Geschlecht bzw. die geschlechtliche Identität und deren Konstruktion/Dekonstruktion sind zentral für ein neues Verständnis der Zusammenhänge von Magie, Wissenschaft, Hexerei und Feminismus. Sie sind zentral, weil sie an der Schnittstelle von Natur und Kultur angesiedelt sind: Von Körper und Geist, Leib und Seele, von sex (anatomischem Geschlecht) und gender (sozialem Geschlecht). Wenn sex immer schon gender gewesen ist (vgl. Judith Butler „Gender trouble“ in Bezug auf Simone de Beauvoirs „Man wird nicht als Frau geboren, man wird dazu gemacht“), gleichzeitig keine Hierarchisierung zwischen Körper und Geist, zwischen Materialität und Diskurs stattfindet, vielmehr eine Gleichwertigkeit postuliert wird, dann kann auch das Magische, das Animistische, das Spirituelle in feministische, gesellschaftskritische Praxis integriert bzw. involviert werden, ohne dass es der Entlastung, dem spiritual bypassing dient. Dies sind Themen der Hexenküchengespräche, die hier in unregelmäßigen Abständen erscheinen.
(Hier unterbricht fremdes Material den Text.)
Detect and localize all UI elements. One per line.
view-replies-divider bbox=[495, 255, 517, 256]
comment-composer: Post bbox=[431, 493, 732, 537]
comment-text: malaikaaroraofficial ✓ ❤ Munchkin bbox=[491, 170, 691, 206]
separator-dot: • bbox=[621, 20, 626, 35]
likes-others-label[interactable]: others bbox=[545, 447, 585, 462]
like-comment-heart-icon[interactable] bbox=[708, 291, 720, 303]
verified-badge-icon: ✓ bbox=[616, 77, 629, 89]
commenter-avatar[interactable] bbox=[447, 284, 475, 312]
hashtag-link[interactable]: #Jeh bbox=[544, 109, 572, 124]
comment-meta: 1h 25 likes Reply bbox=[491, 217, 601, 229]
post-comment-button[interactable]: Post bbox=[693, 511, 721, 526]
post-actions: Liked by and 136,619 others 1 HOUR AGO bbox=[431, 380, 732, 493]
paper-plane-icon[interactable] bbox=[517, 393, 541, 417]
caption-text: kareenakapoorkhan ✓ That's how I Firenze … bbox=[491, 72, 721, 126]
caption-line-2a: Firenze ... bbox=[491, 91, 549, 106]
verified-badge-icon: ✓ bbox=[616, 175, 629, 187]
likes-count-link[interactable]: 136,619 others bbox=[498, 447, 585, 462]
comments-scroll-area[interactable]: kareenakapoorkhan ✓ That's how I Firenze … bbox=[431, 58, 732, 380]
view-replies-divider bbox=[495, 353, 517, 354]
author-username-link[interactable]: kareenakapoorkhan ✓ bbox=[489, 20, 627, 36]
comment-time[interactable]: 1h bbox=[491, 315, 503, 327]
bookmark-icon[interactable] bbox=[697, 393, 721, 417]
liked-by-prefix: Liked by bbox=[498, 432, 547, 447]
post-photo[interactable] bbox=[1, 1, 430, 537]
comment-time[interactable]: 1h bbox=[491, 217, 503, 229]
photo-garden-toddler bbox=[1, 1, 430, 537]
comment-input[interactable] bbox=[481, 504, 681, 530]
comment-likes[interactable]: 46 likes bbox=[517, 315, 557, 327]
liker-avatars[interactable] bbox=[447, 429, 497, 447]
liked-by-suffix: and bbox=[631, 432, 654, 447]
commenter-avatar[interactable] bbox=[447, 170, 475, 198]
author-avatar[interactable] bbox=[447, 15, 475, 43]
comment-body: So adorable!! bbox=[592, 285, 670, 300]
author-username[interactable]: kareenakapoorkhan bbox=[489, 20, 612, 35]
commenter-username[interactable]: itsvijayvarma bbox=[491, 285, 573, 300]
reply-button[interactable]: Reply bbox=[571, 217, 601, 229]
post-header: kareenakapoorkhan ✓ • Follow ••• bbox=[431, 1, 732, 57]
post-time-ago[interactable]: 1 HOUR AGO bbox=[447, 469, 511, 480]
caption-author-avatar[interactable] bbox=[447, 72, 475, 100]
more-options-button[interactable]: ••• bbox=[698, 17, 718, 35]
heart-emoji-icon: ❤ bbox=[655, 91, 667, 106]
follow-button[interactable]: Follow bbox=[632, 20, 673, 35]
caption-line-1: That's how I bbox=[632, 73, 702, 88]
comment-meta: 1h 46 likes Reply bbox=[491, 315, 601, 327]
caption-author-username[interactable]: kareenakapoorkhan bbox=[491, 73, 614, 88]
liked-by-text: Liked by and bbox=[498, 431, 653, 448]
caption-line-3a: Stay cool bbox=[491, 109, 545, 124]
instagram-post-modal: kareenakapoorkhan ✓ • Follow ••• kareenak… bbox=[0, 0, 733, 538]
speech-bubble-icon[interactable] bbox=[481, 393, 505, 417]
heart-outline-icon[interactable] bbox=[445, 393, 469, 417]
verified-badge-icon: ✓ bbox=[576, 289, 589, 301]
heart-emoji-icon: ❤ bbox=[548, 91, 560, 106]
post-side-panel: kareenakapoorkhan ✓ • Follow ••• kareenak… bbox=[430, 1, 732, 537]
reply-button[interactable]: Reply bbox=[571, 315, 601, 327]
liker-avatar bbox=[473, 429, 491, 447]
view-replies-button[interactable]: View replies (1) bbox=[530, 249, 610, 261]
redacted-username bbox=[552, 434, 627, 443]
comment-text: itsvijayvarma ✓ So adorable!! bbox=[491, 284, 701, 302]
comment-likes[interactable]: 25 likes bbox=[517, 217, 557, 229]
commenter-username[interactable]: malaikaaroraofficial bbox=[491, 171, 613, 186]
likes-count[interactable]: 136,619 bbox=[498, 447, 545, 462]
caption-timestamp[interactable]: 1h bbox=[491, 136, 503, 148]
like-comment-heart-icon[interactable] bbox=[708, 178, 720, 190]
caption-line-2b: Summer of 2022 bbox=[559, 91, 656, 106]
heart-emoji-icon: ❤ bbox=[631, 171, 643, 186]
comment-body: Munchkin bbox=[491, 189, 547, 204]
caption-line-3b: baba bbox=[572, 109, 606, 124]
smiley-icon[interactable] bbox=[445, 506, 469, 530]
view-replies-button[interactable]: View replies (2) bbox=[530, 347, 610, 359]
In Zeiten der Coronakrise erleben wir gerade ein Erstarken von spirituellen, holistischen und verschwörungstheoretischen Vorstellungen, die sich mit ihrer Offenheit zur politischen Rechten oftmals mit antiemanzipatorischen und heteronormativen Forderungen verbunden zeigen. Auch als Antwort darauf machen wir uns auf die Suche nach widerständiger queerer Spritualität.